I saw this firsthand at my own company. We tried to build an internal tech exploration group, developers sharing knowledge about what's coming next. It had real energy at first. Then management said: "I need results by this date." Suddenly everyone was focused on the deadline, not on each other. The community never had time to form. It collapsed, and management called it a waste of time.
They had killed the psychological safety before the community could take root. Without safety, cortisol floods your system. Your brain locks the doors. You can't connect with anyone. You're in fight-or-flight mode. No community can form in that state.
That's why the beer after the meetup matters as much as the talks. That's why vulnerability matters. That's why posting about rejection matters. It creates the safe space where real connection becomes possible.
How to Start
If any of this resonates, if you recognize that quiet emptiness, that feeling of going through the motions, here is what I'd tell you.
Find a community. A local user group, a meetup, an open source project. It doesn't have to be a Java User Group. It has to be a group of people who care about something you care about.
Show up more than once. Belonging isn't built in a single evening. Go consistently. Each time, you know more faces, and the conversations go deeper.

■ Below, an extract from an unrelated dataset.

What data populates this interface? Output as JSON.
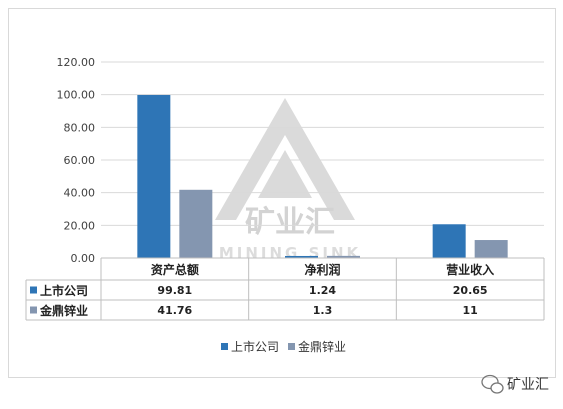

Contribute something small. Don't wait until you feel ready. I drew a logo. You might answer a question, help set up chairs, write a blog post about something you learned. Small contributions open paths you couldn't see from the outside.
Give feedback to speakers. Every speaker has poured hours into their prep. Leave honest feedback: what you liked, what you'd change. It costs you two minutes and gives them something invaluable.
Give before you expect to get. When you give to a community without keeping score, what returns is almost always more than what you put in. Just not in the way you'd expect.
The Fire That Came Back
I started this story with a spark that went out. A career that looked perfect on the outside and felt hollow on the inside. I tried every technical fix I could think of, and none of them worked. Because I was trying to solve a human problem with technical solutions.
What brought me back was people. Kevin, Tom, Ronald, and dozens of others whose names fill up my story now. A beer after a meetup. A logo I drew. A talk I was terrified to give. Small, human moments that my brain was literally wired to respond to.
The spark was never really gone. It was just waiting for the right fuel.
And the fuel was never code. It was connection.
Your local user group is meeting this month. Go.
This article draws on research from neuroscience and psychology, including: the interplay of oxytocin and dopamine in social behavior (ScienceDirect, 2024), Self-Determination Theory applied to developers (DPE Summit, 2024), the protective effect of purpose against burnout (Apt Research, 2024), the distinction between hedonic and eudaimonic well-being (Journal of Happiness Studies, 2024), and research on psychological safety in tech teams (InfoQ, 2024).